From this day forward, UK radio stations could change their format without contacting OFCOM. Heart FM could broadcast medical news instead of Ed Sheeran tracks. Scala Radio could turn to film music instead of classical music.

In OFCOM’s guidelines, it says:

“Where certain ‘regional’ analogue stations… provide a version of their programme service nationally on DAB, our policy is that they should not generally be required to broadcast local material and locally made programmes. This in effect, allows them to become national DAB stations with partial national coverage on FM. “

This gives Global and Bauer Media the green light to foist the same breakfast show presenter upon its listeners from Perth to Padstow. For local stations, there remains some sense of public service broadcasting obligation. Furthermore, its line on locality is as follows:

“programmes are those made within a station’s licensed area or, where OFCOM has approved an area relating to that station, that approved area. A station’s Format will formally indicate where it must make its locally-made programmes.”

For local FM stations, localised programming minimum hours have been cut from 10 hours to 6 hours, as detailed below:

  • A minimum of 6 hours of locally-made programming between 6am and 7pm if they are providing local news at least hourly at peak-times (breakfast and afternoon drivetime), or;
  • A minimum of 3 hours of locally-made programming between 6am and 7pm if they are providing local news at least hourly throughout the same period.

OFCOM’s Localness Guidelines allow for elaboration. Where local stations have been taken over by regional and national players as, say a Mancunian outpost of Capital, whole counties have lost local coverage.

In Greater Manchester, the loss of Piccadilly Radio’s frequencies to ‘National Local’ stations have diminished the listening experience. Local community stations are a brilliant addition, but a Greater Manchester wide local voice is sorely missed outside of the Beeb’s offerings.

For me, this is where it gets personal. I would like my local stations to be anything other than a jukebox interrupted by ad breaks or Sky News. They need personality and a distinctive sound, and that’s just the station’s jingle package.

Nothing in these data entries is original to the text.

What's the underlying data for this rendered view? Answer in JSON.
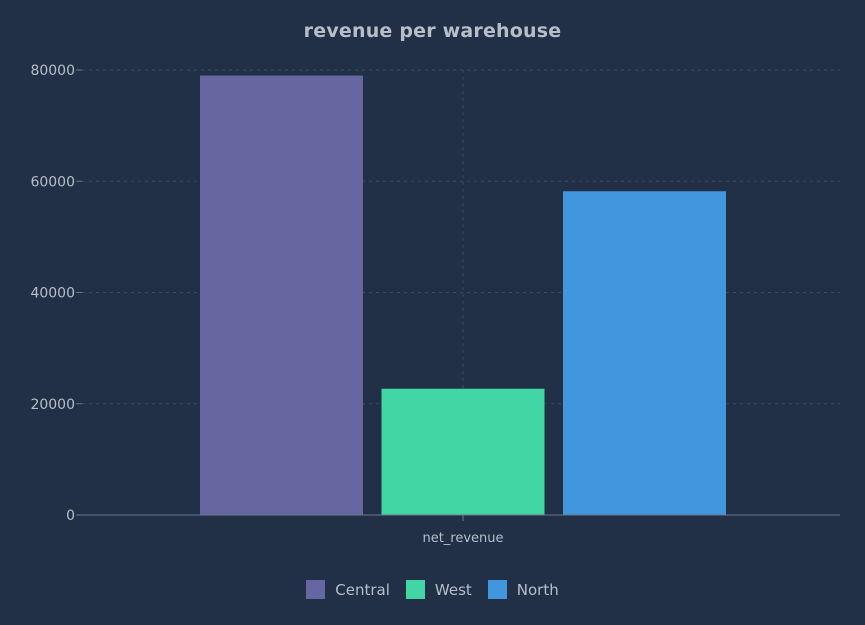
{
  "chart_data": {
    "type": "bar",
    "title": "revenue per warehouse",
    "categories": [
      "net_revenue"
    ],
    "series": [
      {
        "name": "Central",
        "values": [
          79000
        ],
        "color": "#6667a0"
      },
      {
        "name": "West",
        "values": [
          22700
        ],
        "color": "#41d6a3"
      },
      {
        "name": "North",
        "values": [
          58200
        ],
        "color": "#4296dd"
      }
    ],
    "xlabel": "",
    "ylabel": "",
    "ylim": [
      0,
      80000
    ],
    "yticks": [
      "0",
      "20000",
      "40000",
      "60000",
      "80000"
    ],
    "grid": true,
    "legend_position": "bottom"
  },
  "colors": {
    "background": "#213047",
    "text": "#b8bec9",
    "grid": "#3a4a63",
    "axis": "#6b7890"
  }
}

I would like to listen to tomorrow’s Steve Penks on a proper Greater Manchester wide ILR station again, as well as on community stations like Tameside Radio. I would like to see orange and white buses back in Manchester city centre, but that’s another story.

I doubt as if my nephew would ever get goose pimples from hearing the Piccadilly Radio ‘Stereo Power/FM 103’ jingle in 2058.

S.V., 23 April 2019.

Sangean ATS-909 shortwave receiver image by Oona Räisänen, 2006 (Creative Commons License: Attribution-Share Alike 3.0).